Cat Quest received "generally favorable" reviews from professional critics according to review aggregator website Metacritic.

Aggregate scores
| Aggregator | Score |
|---|---|
| Metacritic | PC: 79/100 iOS: 89/100 NS: 74/100 PS4: 74/100 |
| OpenCritic | 76/100 60% Critics Recommend |

Review scores
| Publication | Score |
|---|---|
| Gamezebo | 4.5/5 |
| Nintendo World Report | 7/10 |
| Pocket Gamer | 8/10 |
| Push Square | 7/10 |
| TouchArcade | 5/5 |
| VentureBeat | 78/100 |

=== Accolades ===
Cat Quest won the awards for "Best Adventure/Role Playing Game" and "Best Art Design" at Intel Level Up 2017. The game was nominated and won the Excellence in Visual Art and Design in the 2nd SEA International Mobile Gaming Awards 2017. It also received a nomination for "Mobile Game of the Year" at the AIAS' 21st Annual D.I.C.E. Awards.

==Sequels==
In May 2018, the developers announced a sequel, then titled Cat Quest II: The Lupus Empire.
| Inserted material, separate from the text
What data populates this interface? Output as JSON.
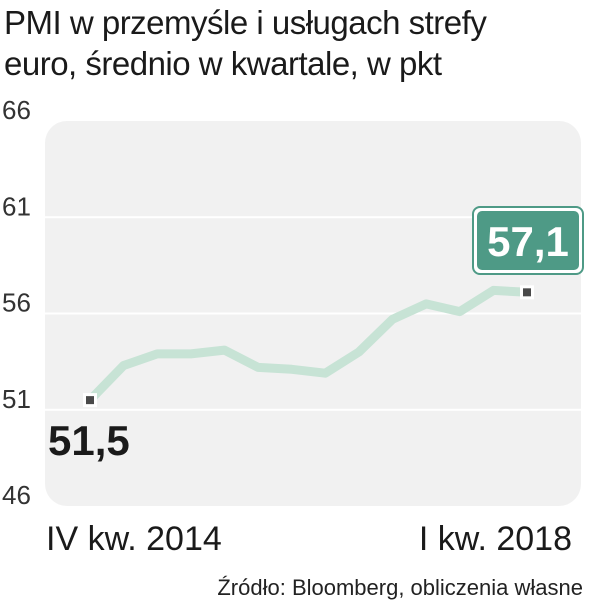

It was released on 24 October 2019, for Windows (via Steam), Xbox One, PlayStation 4 and Nintendo Switch, and in Japan on 30 January 2020, simply titled Cat Quest II.

On August 8, 2024, Cat Quest III also known as Cat Quest: Pirates of the Purribean was released for Xbox One, Xbox Series X/S, PlayStation 4, PlayStation 5, Nintendo Switch, and Windows.